Thomson berpendapat karakteristik social entrepreneurship atau wirausaha sosial yaitu

    • Mengenalkan dan menerapkan sistem yang tepat untuk                  mengendalikan ventura selain menciptakan inovasi juga
    • Mengemukakan imajinasi dan visi dari pemahaman peluang tersebut
    • Mampu mengidentifikasi kesenjangan kebutuhan dan peluang yang tercipta dari suatu kesenjangan   
    • Memotivasi dan merekrut sumberdaya, membangun misi
    • Mampu mengatasi kendala dan resiko yang mungkin terjadi  

Tokoh –tokoh Social Entrepreneur

 Muhammad Yunus

Pendiri Grameen Bank (banking for the poor) di Bangladesh pada tahun 1983. Grameen Bank merupakan penyedia kredit mikro, juga  membangun ide bisnis sosial. Sebuah bisnis yang dilandasi semangat membantu kaum lemah untuk mengatasi masalah-masalah sosial secara kreatif. Masalah tersebut antara lain adalah pengentasan kemiskinan, masalah lingkungan seperti polusi, layanan kesehatan, dan pendidikan.

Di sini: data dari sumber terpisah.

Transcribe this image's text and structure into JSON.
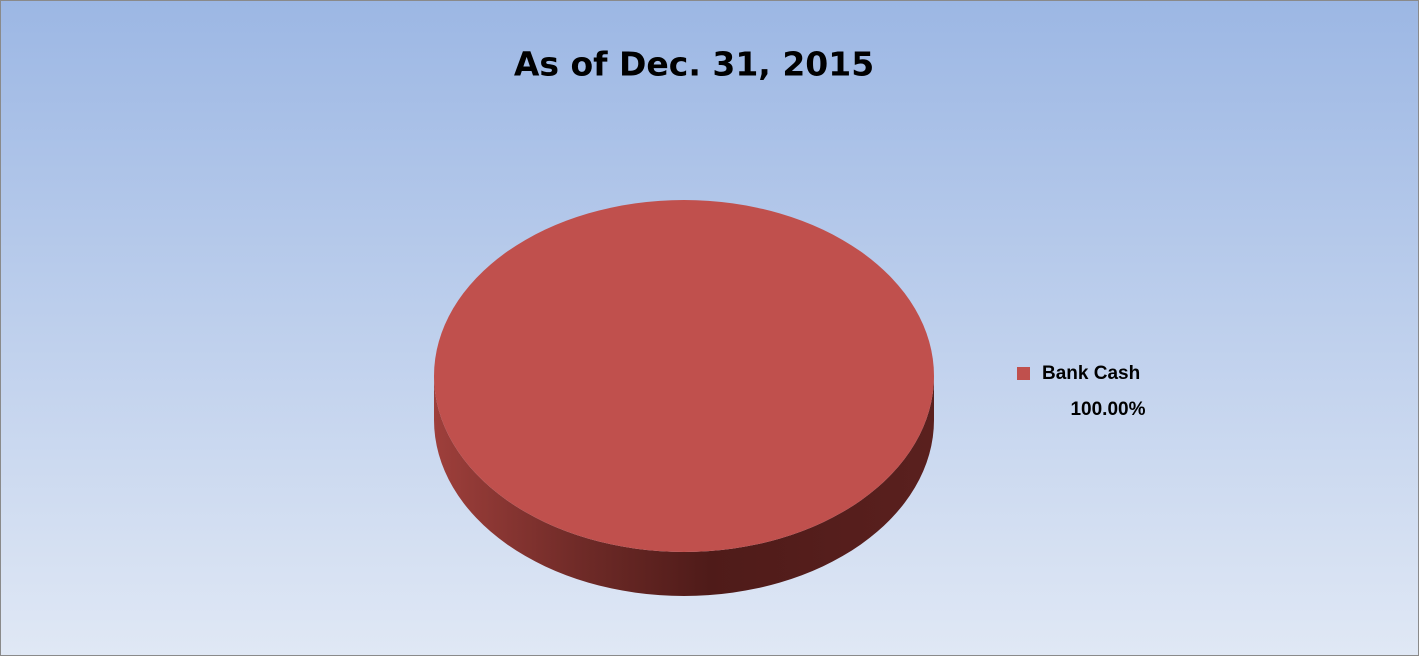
{
  "chart_data": {
    "type": "pie",
    "title": "As of Dec. 31, 2015",
    "categories": [
      "Bank Cash"
    ],
    "values": [
      100
    ],
    "value_labels": [
      "100.00%"
    ],
    "colors": [
      "#c0504d"
    ],
    "legend": "right"
  }
}
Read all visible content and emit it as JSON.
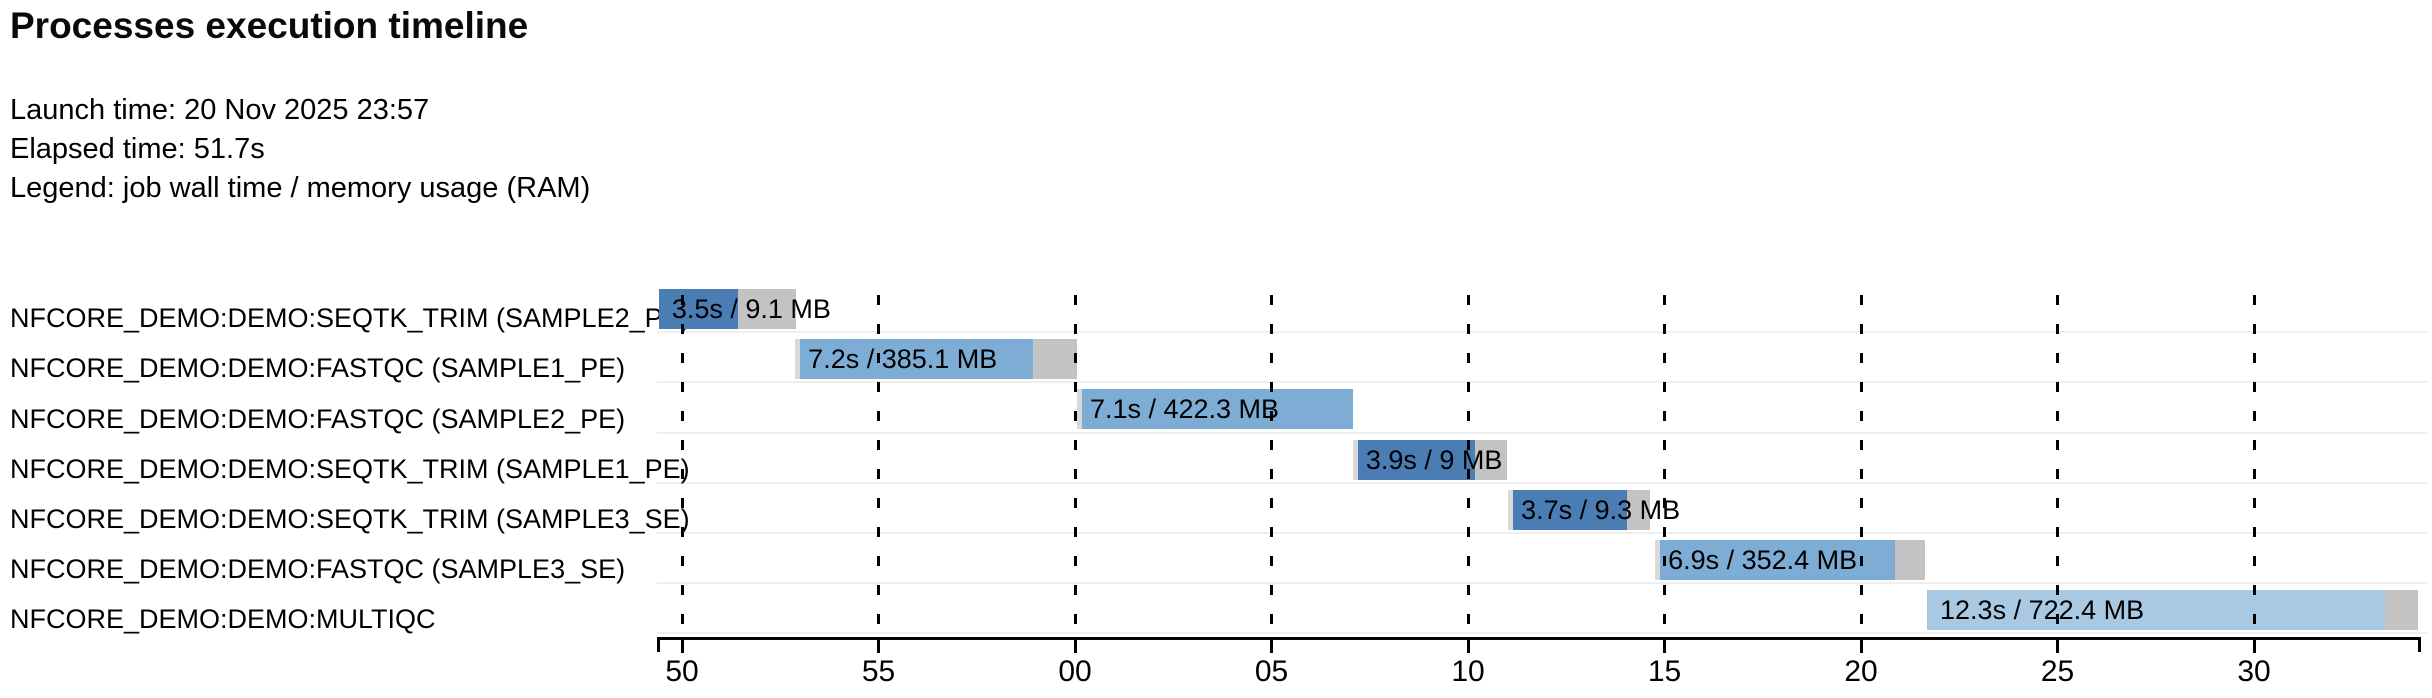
{
  "header": {
    "title": "Processes execution timeline",
    "launch_time": "Launch time: 20 Nov 2025 23:57",
    "elapsed_time": "Elapsed time: 51.7s",
    "legend": "Legend: job wall time / memory usage (RAM)"
  },
  "chart_data": {
    "type": "bar",
    "variant": "gantt-timeline",
    "title": "Processes execution timeline",
    "legend_note": "job wall time / memory usage (RAM)",
    "grid": "dashed vertical gridlines at each tick",
    "axis": {
      "min": 49.3,
      "max": 94.25,
      "unit": "seconds",
      "note": "ticks are seconds of the minute: 50,55 belong to 23:57 then 00..30 of 23:58",
      "ticks": [
        {
          "t": 50,
          "label": "50"
        },
        {
          "t": 55,
          "label": "55"
        },
        {
          "t": 60,
          "label": "00"
        },
        {
          "t": 65,
          "label": "05"
        },
        {
          "t": 70,
          "label": "10"
        },
        {
          "t": 75,
          "label": "15"
        },
        {
          "t": 80,
          "label": "20"
        },
        {
          "t": 85,
          "label": "25"
        },
        {
          "t": 90,
          "label": "30"
        }
      ]
    },
    "colors": {
      "seqtk_trim_bar": "#4b7db5",
      "fastqc_bar": "#7dacd4",
      "multiqc_bar": "#a9c9e2",
      "tail_gray": "#c3c3c3",
      "pre_gray": "#d9d9d9",
      "row_separator": "#efefef",
      "axis": "#000000"
    },
    "tasks": [
      {
        "process": "NFCORE_DEMO:DEMO:SEQTK_TRIM (SAMPLE2_PE)",
        "bar_label": "3.5s / 9.1 MB",
        "wall_time": "3.5s",
        "memory": "9.1 MB",
        "submit": 49.41,
        "start": 49.41,
        "run_end": 51.42,
        "complete": 52.9,
        "color": "#4b7db5"
      },
      {
        "process": "NFCORE_DEMO:DEMO:FASTQC (SAMPLE1_PE)",
        "bar_label": "7.2s / 385.1 MB",
        "wall_time": "7.2s",
        "memory": "385.1 MB",
        "submit": 52.88,
        "start": 53.0,
        "run_end": 58.93,
        "complete": 60.05,
        "color": "#7dacd4"
      },
      {
        "process": "NFCORE_DEMO:DEMO:FASTQC (SAMPLE2_PE)",
        "bar_label": "7.1s / 422.3 MB",
        "wall_time": "7.1s",
        "memory": "422.3 MB",
        "submit": 60.05,
        "start": 60.18,
        "run_end": 67.07,
        "complete": 67.07,
        "color": "#7dacd4"
      },
      {
        "process": "NFCORE_DEMO:DEMO:SEQTK_TRIM (SAMPLE1_PE)",
        "bar_label": "3.9s / 9 MB",
        "wall_time": "3.9s",
        "memory": "9 MB",
        "submit": 67.07,
        "start": 67.2,
        "run_end": 70.18,
        "complete": 70.99,
        "color": "#4b7db5"
      },
      {
        "process": "NFCORE_DEMO:DEMO:SEQTK_TRIM (SAMPLE3_SE)",
        "bar_label": "3.7s / 9.3 MB",
        "wall_time": "3.7s",
        "memory": "9.3 MB",
        "submit": 71.02,
        "start": 71.14,
        "run_end": 74.04,
        "complete": 74.63,
        "color": "#4b7db5"
      },
      {
        "process": "NFCORE_DEMO:DEMO:FASTQC (SAMPLE3_SE)",
        "bar_label": "6.9s / 352.4 MB",
        "wall_time": "6.9s",
        "memory": "352.4 MB",
        "submit": 74.76,
        "start": 74.88,
        "run_end": 80.86,
        "complete": 81.63,
        "color": "#7dacd4"
      },
      {
        "process": "NFCORE_DEMO:DEMO:MULTIQC",
        "bar_label": "12.3s / 722.4 MB",
        "wall_time": "12.3s",
        "memory": "722.4 MB",
        "submit": 81.68,
        "start": 81.68,
        "run_end": 93.33,
        "complete": 94.17,
        "color": "#a9c9e2"
      }
    ]
  }
}
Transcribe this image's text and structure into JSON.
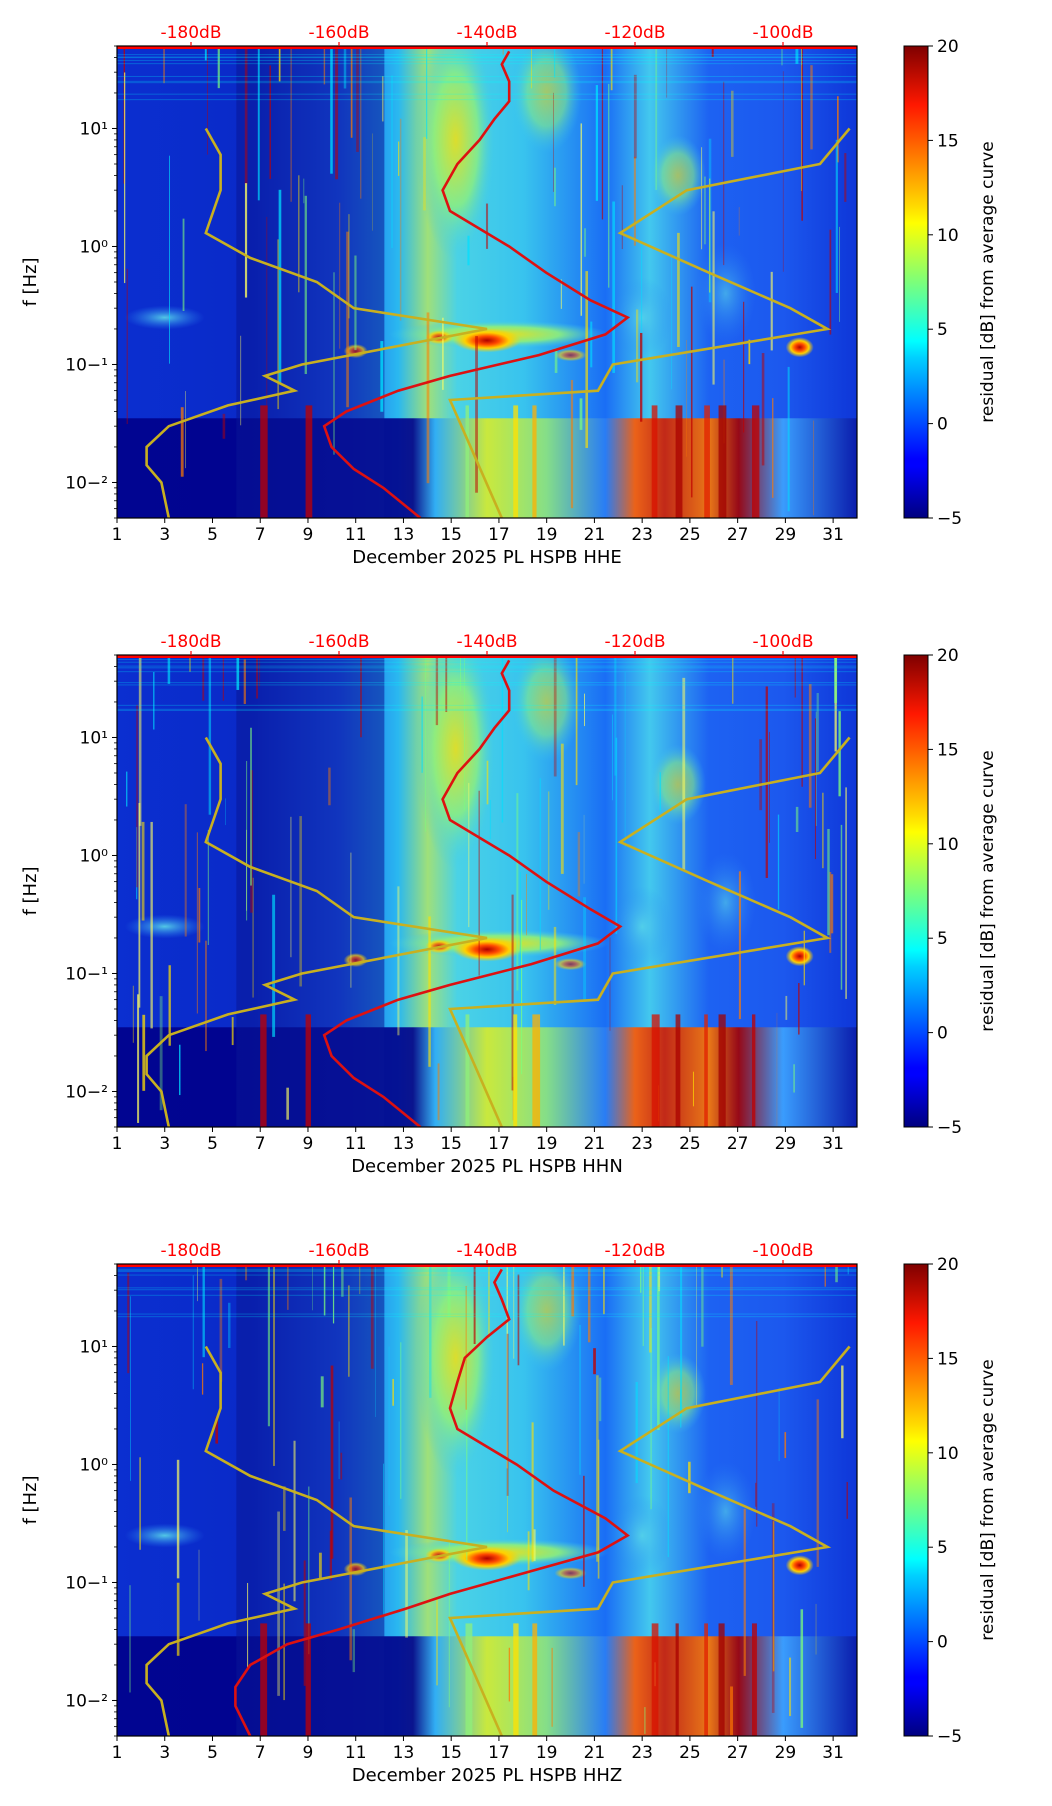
{
  "colors": {
    "dB_label": "#ff0000",
    "average_curve": "#dd1111",
    "model_curves": "#c8b020",
    "axis": "#000000"
  },
  "colorbar": {
    "label": "residual [dB] from average curve",
    "ticks": [
      "20",
      "15",
      "10",
      "5",
      "0",
      "−5"
    ],
    "range": [
      -5,
      20
    ],
    "colormap": "jet"
  },
  "chart_data": [
    {
      "type": "heatmap",
      "xlabel": "December 2025 PL HSPB  HHE",
      "ylabel": "f [Hz]",
      "x_ticks": [
        "1",
        "3",
        "5",
        "7",
        "9",
        "11",
        "13",
        "15",
        "17",
        "19",
        "21",
        "23",
        "25",
        "27",
        "29",
        "31"
      ],
      "y_ticks": [
        "10−²",
        "10−¹",
        "10⁰",
        "10¹"
      ],
      "top_ticks": [
        "-180dB",
        "-160dB",
        "-140dB",
        "-120dB",
        "-100dB"
      ],
      "x_range_days": [
        1,
        32
      ],
      "y_range_hz": [
        0.005,
        50
      ],
      "top_range_db": [
        -190,
        -90
      ],
      "average_curve_db": [
        [
          0.005,
          -149
        ],
        [
          0.009,
          -154
        ],
        [
          0.013,
          -158
        ],
        [
          0.02,
          -161
        ],
        [
          0.03,
          -162
        ],
        [
          0.04,
          -159
        ],
        [
          0.06,
          -152
        ],
        [
          0.08,
          -145
        ],
        [
          0.12,
          -133
        ],
        [
          0.18,
          -124
        ],
        [
          0.25,
          -121
        ],
        [
          0.35,
          -126
        ],
        [
          0.6,
          -132
        ],
        [
          1.0,
          -137
        ],
        [
          2.0,
          -145
        ],
        [
          3.0,
          -146
        ],
        [
          5.0,
          -144
        ],
        [
          8.0,
          -141
        ],
        [
          12.0,
          -139
        ],
        [
          17.0,
          -137
        ],
        [
          25.0,
          -137
        ],
        [
          35.0,
          -138
        ],
        [
          45.0,
          -137
        ]
      ]
    },
    {
      "type": "heatmap",
      "xlabel": "December 2025 PL HSPB  HHN",
      "ylabel": "f [Hz]",
      "x_ticks": [
        "1",
        "3",
        "5",
        "7",
        "9",
        "11",
        "13",
        "15",
        "17",
        "19",
        "21",
        "23",
        "25",
        "27",
        "29",
        "31"
      ],
      "y_ticks": [
        "10−²",
        "10−¹",
        "10⁰",
        "10¹"
      ],
      "top_ticks": [
        "-180dB",
        "-160dB",
        "-140dB",
        "-120dB",
        "-100dB"
      ],
      "x_range_days": [
        1,
        32
      ],
      "y_range_hz": [
        0.005,
        50
      ],
      "top_range_db": [
        -190,
        -90
      ],
      "average_curve_db": [
        [
          0.005,
          -149
        ],
        [
          0.009,
          -154
        ],
        [
          0.013,
          -158
        ],
        [
          0.02,
          -161
        ],
        [
          0.03,
          -162
        ],
        [
          0.04,
          -159
        ],
        [
          0.06,
          -152
        ],
        [
          0.08,
          -145
        ],
        [
          0.12,
          -134
        ],
        [
          0.18,
          -125
        ],
        [
          0.25,
          -122
        ],
        [
          0.35,
          -126
        ],
        [
          0.6,
          -132
        ],
        [
          1.0,
          -137
        ],
        [
          2.0,
          -145
        ],
        [
          3.0,
          -146
        ],
        [
          5.0,
          -144
        ],
        [
          8.0,
          -141
        ],
        [
          12.0,
          -139
        ],
        [
          17.0,
          -137
        ],
        [
          25.0,
          -137
        ],
        [
          35.0,
          -138
        ],
        [
          45.0,
          -137
        ]
      ]
    },
    {
      "type": "heatmap",
      "xlabel": "December 2025 PL HSPB  HHZ",
      "ylabel": "f [Hz]",
      "x_ticks": [
        "1",
        "3",
        "5",
        "7",
        "9",
        "11",
        "13",
        "15",
        "17",
        "19",
        "21",
        "23",
        "25",
        "27",
        "29",
        "31"
      ],
      "y_ticks": [
        "10−²",
        "10−¹",
        "10⁰",
        "10¹"
      ],
      "top_ticks": [
        "-180dB",
        "-160dB",
        "-140dB",
        "-120dB",
        "-100dB"
      ],
      "x_range_days": [
        1,
        32
      ],
      "y_range_hz": [
        0.005,
        50
      ],
      "top_range_db": [
        -190,
        -90
      ],
      "average_curve_db": [
        [
          0.005,
          -172
        ],
        [
          0.009,
          -174
        ],
        [
          0.013,
          -174
        ],
        [
          0.02,
          -172
        ],
        [
          0.03,
          -167
        ],
        [
          0.04,
          -160
        ],
        [
          0.06,
          -151
        ],
        [
          0.08,
          -145
        ],
        [
          0.12,
          -135
        ],
        [
          0.18,
          -125
        ],
        [
          0.25,
          -121
        ],
        [
          0.35,
          -124
        ],
        [
          0.6,
          -131
        ],
        [
          1.0,
          -136
        ],
        [
          2.0,
          -144
        ],
        [
          3.0,
          -145
        ],
        [
          5.0,
          -144
        ],
        [
          8.0,
          -143
        ],
        [
          12.0,
          -140
        ],
        [
          17.0,
          -137
        ],
        [
          25.0,
          -138
        ],
        [
          35.0,
          -139
        ],
        [
          45.0,
          -138
        ]
      ]
    }
  ],
  "model_curves_db": {
    "low_noise": [
      [
        0.005,
        -183
      ],
      [
        0.01,
        -184
      ],
      [
        0.014,
        -186
      ],
      [
        0.02,
        -186
      ],
      [
        0.03,
        -183
      ],
      [
        0.045,
        -175
      ],
      [
        0.06,
        -166
      ],
      [
        0.08,
        -170
      ],
      [
        0.1,
        -165
      ],
      [
        0.2,
        -140
      ],
      [
        0.3,
        -158
      ],
      [
        0.5,
        -163
      ],
      [
        0.8,
        -172
      ],
      [
        1.3,
        -178
      ],
      [
        3,
        -176
      ],
      [
        6,
        -176
      ],
      [
        10,
        -178
      ]
    ],
    "high_noise": [
      [
        0.005,
        -138
      ],
      [
        0.05,
        -145
      ],
      [
        0.06,
        -125
      ],
      [
        0.1,
        -123
      ],
      [
        0.2,
        -94
      ],
      [
        0.3,
        -99
      ],
      [
        0.6,
        -110
      ],
      [
        1.3,
        -122
      ],
      [
        3,
        -113
      ],
      [
        5,
        -95
      ],
      [
        10,
        -91
      ]
    ]
  }
}
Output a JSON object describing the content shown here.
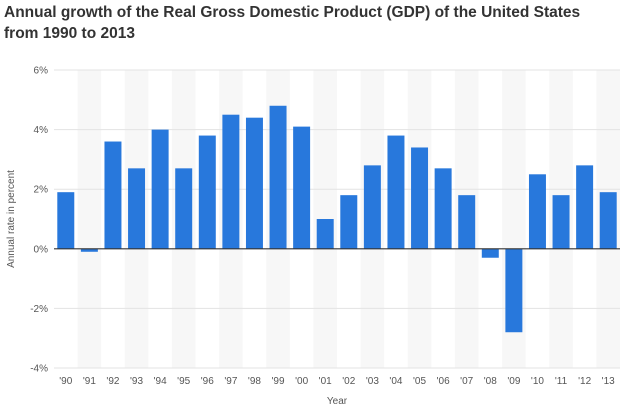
{
  "chart_data": {
    "type": "bar",
    "title": "Annual growth of the Real Gross Domestic Product (GDP) of the United States from 1990 to 2013",
    "xlabel": "Year",
    "ylabel": "Annual rate in percent",
    "categories": [
      "'90",
      "'91",
      "'92",
      "'93",
      "'94",
      "'95",
      "'96",
      "'97",
      "'98",
      "'99",
      "'00",
      "'01",
      "'02",
      "'03",
      "'04",
      "'05",
      "'06",
      "'07",
      "'08",
      "'09",
      "'10",
      "'11",
      "'12",
      "'13"
    ],
    "series": [
      {
        "values": [
          1.9,
          -0.1,
          3.6,
          2.7,
          4.0,
          2.7,
          3.8,
          4.5,
          4.4,
          4.8,
          4.1,
          1.0,
          1.8,
          2.8,
          3.8,
          3.4,
          2.7,
          1.8,
          -0.3,
          -2.8,
          2.5,
          1.8,
          2.8,
          1.9
        ]
      }
    ],
    "yticks": [
      -4,
      -2,
      0,
      2,
      4,
      6
    ],
    "ytick_labels": [
      "-4%",
      "-2%",
      "0%",
      "2%",
      "4%",
      "6%"
    ],
    "ylim": [
      -4,
      6
    ],
    "grid": true,
    "bar_color": "#2878dc",
    "band_color": "#f7f7f7",
    "zero_line_color": "#333333"
  }
}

Menariknya, 97 % nasabah Grameen Bank adalah perempuan, yang hidup dibawah garis kemiskinan. Grameen Bank juga berarti berperan dalam upaya pemberdayaan perempuan. Hasilnya taraf hidup masyarakat meningkat, keluar dari garis kemiskinan, dan mampu berdikari.

Keberhasilan Grameen Bank ini tidak hanya bermanfaat bagi masyarakat Bangladesh saja. Namun kini telah diadopsi dan diterapkan ke berbagai negara, antara lain Belanda, Norwegia, Perancis dan Amerika Serikat. Hal ini membuktikan bahwa Grameen Bank mampu menjadi solusi berbagai masalah sosial terutama melalui proyek-proyek microfinance.

 

Bill Drayton

Ashoka fondation yang didirikan oleh Bill Drayton pada tahun 1981, telah mengantarkannya menjadi tokoh yang mendapat julukan Bapak social Entrepreneurship dunia. 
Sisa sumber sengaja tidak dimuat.